The child would awake perplexed. Looking towards his trains and his tricycle he saw in them what the dream had whispered, but in diluted version, sad, dim, without the colours which slumber had added to transform the locomotive into a rainbow and the wheels into confetti that tasted of strawberry and lemon and aniseed and mint. Perhaps for this reason the child awaited sleep to play as children play when they still are children and do not know that dreams have no flavours capable of lasting an eternity.
Thus the child, night after night, managed his miracle without even uncovering it, because children do not know how to distinguish miracles from real life. Little by little, on waking, he discovered, here and there, a new patch of colour on his toys which had previously been silent, dark, melancholic, sad, missing the sparks which, in his dreams, continued to glow. The smoke stack of his train, even during the daytime, vomited sparks in blues and creams, and puffs in violets and greens, and fumaroles in all the colours smoke can be when it does not recall that it is being dreamed. One day the boy noticed, astonished, that his toys’ new apparel did not disappear at dusk, nor at the coming dawn; that the colours, previously fine, had doubled, what am I saying, multiplied tenfold, a hundredfold or more, in terms of light and body: material, thickness, roughness, texture.

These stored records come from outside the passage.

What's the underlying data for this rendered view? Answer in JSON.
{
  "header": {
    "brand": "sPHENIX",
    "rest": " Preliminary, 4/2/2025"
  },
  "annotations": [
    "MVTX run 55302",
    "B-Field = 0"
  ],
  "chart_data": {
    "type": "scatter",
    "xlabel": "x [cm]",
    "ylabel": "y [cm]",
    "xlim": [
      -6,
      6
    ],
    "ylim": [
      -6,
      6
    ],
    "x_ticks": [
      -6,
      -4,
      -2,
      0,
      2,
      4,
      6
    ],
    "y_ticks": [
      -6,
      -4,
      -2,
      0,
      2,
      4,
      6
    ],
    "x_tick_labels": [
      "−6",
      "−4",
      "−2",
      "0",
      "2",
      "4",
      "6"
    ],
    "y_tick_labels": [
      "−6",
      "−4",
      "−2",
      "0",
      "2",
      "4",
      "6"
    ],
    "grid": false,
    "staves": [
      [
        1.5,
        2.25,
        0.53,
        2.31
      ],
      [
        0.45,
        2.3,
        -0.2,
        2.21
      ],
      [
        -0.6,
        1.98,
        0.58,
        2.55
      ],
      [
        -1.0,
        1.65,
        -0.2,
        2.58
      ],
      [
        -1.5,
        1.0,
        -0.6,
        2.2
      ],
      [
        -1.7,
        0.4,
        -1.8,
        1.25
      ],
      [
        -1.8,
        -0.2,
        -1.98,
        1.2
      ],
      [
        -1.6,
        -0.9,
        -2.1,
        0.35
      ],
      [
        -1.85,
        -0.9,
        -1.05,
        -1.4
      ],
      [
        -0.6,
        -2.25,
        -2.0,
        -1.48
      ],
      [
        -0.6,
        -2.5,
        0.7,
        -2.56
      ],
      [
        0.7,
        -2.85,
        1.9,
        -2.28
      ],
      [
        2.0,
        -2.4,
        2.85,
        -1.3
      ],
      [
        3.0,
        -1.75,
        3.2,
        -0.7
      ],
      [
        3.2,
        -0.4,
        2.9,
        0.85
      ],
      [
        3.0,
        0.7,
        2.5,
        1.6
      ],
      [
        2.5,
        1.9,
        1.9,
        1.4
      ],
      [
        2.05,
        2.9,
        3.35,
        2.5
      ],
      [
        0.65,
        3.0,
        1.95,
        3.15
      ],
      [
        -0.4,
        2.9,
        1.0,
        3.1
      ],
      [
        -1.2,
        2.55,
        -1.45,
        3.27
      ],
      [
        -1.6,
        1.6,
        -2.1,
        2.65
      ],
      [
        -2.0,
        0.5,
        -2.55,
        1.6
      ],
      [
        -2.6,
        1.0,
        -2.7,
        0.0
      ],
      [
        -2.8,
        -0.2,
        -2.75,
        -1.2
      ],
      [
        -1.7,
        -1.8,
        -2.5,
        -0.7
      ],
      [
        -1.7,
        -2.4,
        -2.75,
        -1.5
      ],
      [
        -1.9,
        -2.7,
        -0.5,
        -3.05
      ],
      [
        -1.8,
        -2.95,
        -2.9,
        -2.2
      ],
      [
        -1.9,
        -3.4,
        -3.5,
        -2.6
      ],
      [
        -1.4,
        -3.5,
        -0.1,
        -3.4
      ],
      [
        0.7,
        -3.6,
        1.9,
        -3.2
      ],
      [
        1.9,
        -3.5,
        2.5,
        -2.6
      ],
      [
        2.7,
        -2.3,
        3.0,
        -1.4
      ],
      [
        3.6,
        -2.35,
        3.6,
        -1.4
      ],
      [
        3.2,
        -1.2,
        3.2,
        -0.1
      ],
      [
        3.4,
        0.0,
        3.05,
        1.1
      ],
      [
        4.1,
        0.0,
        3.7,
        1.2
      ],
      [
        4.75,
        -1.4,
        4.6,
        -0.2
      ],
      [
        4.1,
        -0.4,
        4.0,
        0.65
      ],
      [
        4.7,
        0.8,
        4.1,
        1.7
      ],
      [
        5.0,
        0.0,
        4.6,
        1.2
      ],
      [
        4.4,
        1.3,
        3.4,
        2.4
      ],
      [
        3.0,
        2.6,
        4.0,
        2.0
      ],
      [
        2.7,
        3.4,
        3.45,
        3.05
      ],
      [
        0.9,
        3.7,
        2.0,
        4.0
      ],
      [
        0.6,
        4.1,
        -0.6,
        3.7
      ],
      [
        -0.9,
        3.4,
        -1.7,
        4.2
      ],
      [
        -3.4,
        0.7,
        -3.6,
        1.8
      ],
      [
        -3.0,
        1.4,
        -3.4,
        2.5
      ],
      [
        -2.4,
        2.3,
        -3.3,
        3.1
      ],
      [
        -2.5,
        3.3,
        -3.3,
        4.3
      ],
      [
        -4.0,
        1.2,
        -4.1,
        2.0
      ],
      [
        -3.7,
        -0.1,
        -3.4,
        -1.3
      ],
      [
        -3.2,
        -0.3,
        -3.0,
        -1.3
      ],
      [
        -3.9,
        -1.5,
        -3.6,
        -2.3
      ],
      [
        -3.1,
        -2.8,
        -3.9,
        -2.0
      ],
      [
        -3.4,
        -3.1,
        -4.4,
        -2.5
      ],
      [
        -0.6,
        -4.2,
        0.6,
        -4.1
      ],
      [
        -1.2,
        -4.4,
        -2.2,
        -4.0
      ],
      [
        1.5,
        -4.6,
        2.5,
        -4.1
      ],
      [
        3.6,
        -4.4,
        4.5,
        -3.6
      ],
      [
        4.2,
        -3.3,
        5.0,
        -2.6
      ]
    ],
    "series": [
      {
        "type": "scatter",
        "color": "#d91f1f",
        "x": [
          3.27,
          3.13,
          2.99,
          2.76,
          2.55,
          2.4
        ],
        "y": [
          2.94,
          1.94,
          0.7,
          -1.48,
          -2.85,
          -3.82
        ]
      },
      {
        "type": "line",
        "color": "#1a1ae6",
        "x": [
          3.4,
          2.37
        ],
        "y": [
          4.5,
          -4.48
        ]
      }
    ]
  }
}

Colours with volume become a different substance entirely. Permanent dreams become something else, an aura of their presence, something that shines, which has a scent, which is palpable.
A challenge for the order of the universe.
Children who do not grow because they dream that they do not grow, and they do it by means of dreams which burst in scattered forms upon their trains and wheels, tend to die as children while, asleep, they barely notice that they themselves have in memory become tinged with colour, in the memories of those who loved them well.
But order does not always have the last word. On very rare occasions, children who are children continue to be so as adults and are able to make myriad colours become real, because they have found a device unthinkable to those who, as children, forgot their dreams in the darkest depths of the furthest cupboard.
Do not tell anyone: such children become painters (this is a secret which I should not even be whispering to you).
Perhaps you will occasionally come across such a lucky child as this, transformed into a genius vomiting from the smokestack of his private train sparks unable to remain in any definite colour.
Should this happen, avert your gaze.
There is a danger of contagion, because children, once they have been children, maintain forever the risk of dreaming.